Location
- Fromefield Frome, Somerset, BA11 2HB England 51°14′08″N 2°18′56″W﻿ / ﻿51.2355°N 2.3156°W

Information
- Type: Day and residential
- Motto: n/a
- Established: 1999
- Department for Education URN: 131975 Tables
- Principal: James Lynch
- Gender: Male and Female
- Age: 7 to 16
- Enrolment: 90

= North Hill House School =

North Hill House School, also referred to as NHH, is an independent specialist school in Frome, Somerset, England for children and young people with Autism Spectrum Condition between the ages of 7 and 16. Owned by the Aspris Children's Services, North Hill House opened in September 1999. It has been approved by the Department for Children, Schools and Families under Section 348(1) of the Education Act 1996.

There are around 60 staff members working in the school. The Executive Principal of both North Hill House is Justin Davey and Head Teacher is James Lynch.

The school has a full therapy team consisting of Occupational Therapy, Speech and Language Therapy and counselling.

==History==
Prior to its current state, North Hill House's original building had become Farleigh sixth form further education college.
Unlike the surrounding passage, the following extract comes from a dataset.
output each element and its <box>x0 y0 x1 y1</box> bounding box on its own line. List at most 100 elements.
The specialist school's current building was originally an open-plan office, owned by another company. In 2002, the building was bought by The Priory Healthcare Group and was changed into a school. The new North Hill house was opened by late 2003. During 2009, the school buildings were enlarged by incorporating a listed building, Stoneleigh House, on the same site.

==Campus==
The School is situated a few hundred metres from the centre of Frome. The school moved to a new, purpose-built site – only a few yards away – in September 2003. The old building is now Farleigh sixth form further education college, also owned by The Priory Healthcare Group.

===Expansion===

The school has recently expanded into Stoneleigh House, a Grade II listed building built in the early 19th century, where the offices were situated. In September 2008, Stonleigh was renovated and many of the rooms were converted into classrooms. The main offices still remain on the first floor however.

==Facilities==

In addition to classrooms, North Hill House contains an Occupational Therapy room, in which students with problems such as developmental co-ordination disorder can be given specialist help, from a qualified member of staff.
For use with all pupils, the specialist school contains two 'time out' rooms, in which students can reside if they feel stressed. The first is a 'soft' room, which is covered in blue foam, (The Blue Room), and the second is a room with a sofa for students to discuss any problems they may have.

===Subjects===

North Hill House covers many subjects for GCSE. In addition to the standard subjects, the specialist school can give other specialist lessons including the following:

- DiDA (ICT)
- Literacy
- Numeracy
- Speech and Language Therapy (SALT)
- Occupational Therapy (OT)

==Mission statement==

Mission Statement 'The fostering of a responsible, positive outlook on life and achievement through the provision of an appropriate and stimulating educational environment.'

Purpose – North Hill House aims:

- To develop and enhance abilities, giving appropriate guidance with realistic expectations.
- To plan flexible and varied individual education programmes promoting academic and life skills in a supportive learning community.
- To manage behaviour consistently, clearly defining rules and boundaries and using rewards and sanctions to demonstrate the consequences of actions.
- To help students develop strategies to cope with conflict, anger, stress and anxiety.
- To motivate students to assert themselves in a positive way while respecting the rights and sensibilities of others.
- To encourage interaction with others, promoting participation and teamwork and building self-esteem and self-reliance through a broad range of approaches.
- To promote awareness of self and others by developing relationship-building and communication skills; thus helping students to recognise and share feelings, and by offering spiritual and moral guidance.
- To demonstrate the importance of acceptable and appropriate behaviour, including equal opportunities issues.
- To build and develop a partnership with the wider community.
- To develop positive links with the local community.